Hyperparameter controlling step size in gradient descent. Too large = overshooting, too small = slow convergence.

R² Score

Coefficient of determination measuring how well the model explains variance in the target. 1.0 is perfect, 0 is no better than mean.

Real-World Applications

House Price Prediction

Real Estate

Zillow's Zestimate uses regression models considering square footage, location, bedrooms, and more to predict home values.

Sales Forecasting

Retail

Retailers predict future sales based on historical data, marketing spend, seasonality, and economic indicators.

Ad Spending Optimization

Marketing

Companies use regression to understand ROI of different marketing channels and optimize budget allocation.

Code Example

python
import numpy as np

class LinearRegression:
    """
    Linear Regression from scratch using Gradient Descent
    """
    def __init__(self, learning_rate=0.01, n_iterations=1000):
        self.learning_rate = learning_rate
        self.n_iterations = n_iterations
        self.weights = None
        self.bias = None
        self.loss_history = []

    def fit(self, X, y):
        """Train the model using gradient descent"""
        n_samples, n_features = X.shape

        # Initialize parameters
        self.weights = np.zeros(n_features)
        self.bias = 0

        # Gradient descent
        for i in range(self.n_iterations):
            # Forward pass: predictions
            y_pred = np.dot(X, self.weights) + self.bias

            # Compute loss (MSE)
            loss = np.mean((y - y_pred) ** 2)
            self.loss_history.append(loss)

            # Compute gradients
            dw = -(2/n_samples) * np.dot(X.T, (y - y_pred))
            db = -(2/n_samples) * np.sum(y - y_pred)

            # Update parameters
            self.weights -= self.learning_rate * dw
            self.bias -= self.learning_rate * db

            if i % 100 == 0:
                print(f"Iteration {i}, Loss: {loss:.4f}")

        return self

    def predict(self, X):
        """Make predictions"""
        return np.dot(X, self.weights) + self.bias

    def r2_score(self, X, y):
        """Calculate R² score"""
        y_pred = self.predict(X)
        ss_res = np.sum((y - y_pred) ** 2)
        ss_tot = np.sum((y - np.mean(y)) ** 2)
        return 1 - (ss_res / ss_tot)

# Example usage
np.random.seed(42)

# Generate synthetic data: y = 3x + 2 + noise
X = 2 * np.random.rand(100, 1)
y = 3 * X.squeeze() + 2 + np.random.randn(100) * 0.5

# Train model
model = LinearRegression(learning_rate=0.1, n_iterations=500)
model.fit(X, y)

print(f"\nLearned weight: {model.weights[0]:.4f} (true: 3)")
print(f"Learned bias: {model.bias:.4f} (true: 2)")
print(f"R² Score: {model.r2_score(X, y):.4f}")

# Predict new values
X_new = np.array([[0], [1], [2]])
predictions = model.predict(X_new)
print(f"\nPredictions for [0, 1, 2]: {predictions}")

This implementation shows the core of linear regression: initialize parameters, compute predictions, calculate loss, compute gradients, and update parameters.
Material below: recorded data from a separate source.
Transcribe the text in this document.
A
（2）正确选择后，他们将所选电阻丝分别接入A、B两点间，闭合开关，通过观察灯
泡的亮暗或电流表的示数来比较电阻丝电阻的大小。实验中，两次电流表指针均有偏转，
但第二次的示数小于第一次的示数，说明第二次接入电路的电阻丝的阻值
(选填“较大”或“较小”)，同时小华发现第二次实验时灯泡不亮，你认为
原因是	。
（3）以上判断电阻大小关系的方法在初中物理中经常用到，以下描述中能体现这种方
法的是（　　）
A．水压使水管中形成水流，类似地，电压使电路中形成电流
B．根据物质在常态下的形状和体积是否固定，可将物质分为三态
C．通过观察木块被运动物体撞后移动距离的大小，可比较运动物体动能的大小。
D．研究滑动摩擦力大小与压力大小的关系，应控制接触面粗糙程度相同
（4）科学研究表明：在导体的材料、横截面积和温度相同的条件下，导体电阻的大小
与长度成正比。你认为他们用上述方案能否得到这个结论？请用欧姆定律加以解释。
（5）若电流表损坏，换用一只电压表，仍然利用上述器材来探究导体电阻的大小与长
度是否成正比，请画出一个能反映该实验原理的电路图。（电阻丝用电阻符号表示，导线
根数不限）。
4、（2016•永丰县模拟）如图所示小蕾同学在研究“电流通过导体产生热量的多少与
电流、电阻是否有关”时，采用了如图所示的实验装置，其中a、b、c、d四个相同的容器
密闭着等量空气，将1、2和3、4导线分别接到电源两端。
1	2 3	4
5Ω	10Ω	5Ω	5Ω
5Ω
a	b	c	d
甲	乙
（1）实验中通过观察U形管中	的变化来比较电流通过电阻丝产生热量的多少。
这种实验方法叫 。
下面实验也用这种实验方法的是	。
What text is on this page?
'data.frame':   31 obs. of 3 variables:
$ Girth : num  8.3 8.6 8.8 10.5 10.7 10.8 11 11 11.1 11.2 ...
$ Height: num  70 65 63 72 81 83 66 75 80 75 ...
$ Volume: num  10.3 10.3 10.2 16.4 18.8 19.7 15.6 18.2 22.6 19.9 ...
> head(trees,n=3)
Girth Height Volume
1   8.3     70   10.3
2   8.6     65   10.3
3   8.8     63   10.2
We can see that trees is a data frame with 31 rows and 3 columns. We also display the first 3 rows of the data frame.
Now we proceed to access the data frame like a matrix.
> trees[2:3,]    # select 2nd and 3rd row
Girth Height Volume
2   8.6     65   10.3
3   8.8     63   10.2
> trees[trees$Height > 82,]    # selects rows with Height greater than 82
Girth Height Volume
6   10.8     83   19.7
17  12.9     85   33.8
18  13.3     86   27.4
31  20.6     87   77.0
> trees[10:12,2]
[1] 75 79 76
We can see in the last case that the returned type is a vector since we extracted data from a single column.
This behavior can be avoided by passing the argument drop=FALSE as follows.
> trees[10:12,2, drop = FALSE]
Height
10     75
This same pattern applies to neural networks - just with more complex architectures!

Practice Problems

  • 1Implement linear regression with regularization (L1/L2)
  • 2Use linear regression on a real dataset (Boston Housing)
  • 3Compare your implementation with scikit-learn's LinearRegression

Summary

Linear regression is foundational to ML. The concepts of loss functions, gradient descent, and optimization apply to nearly all ML algorithms. Master this, and you'll have intuition for understanding complex models.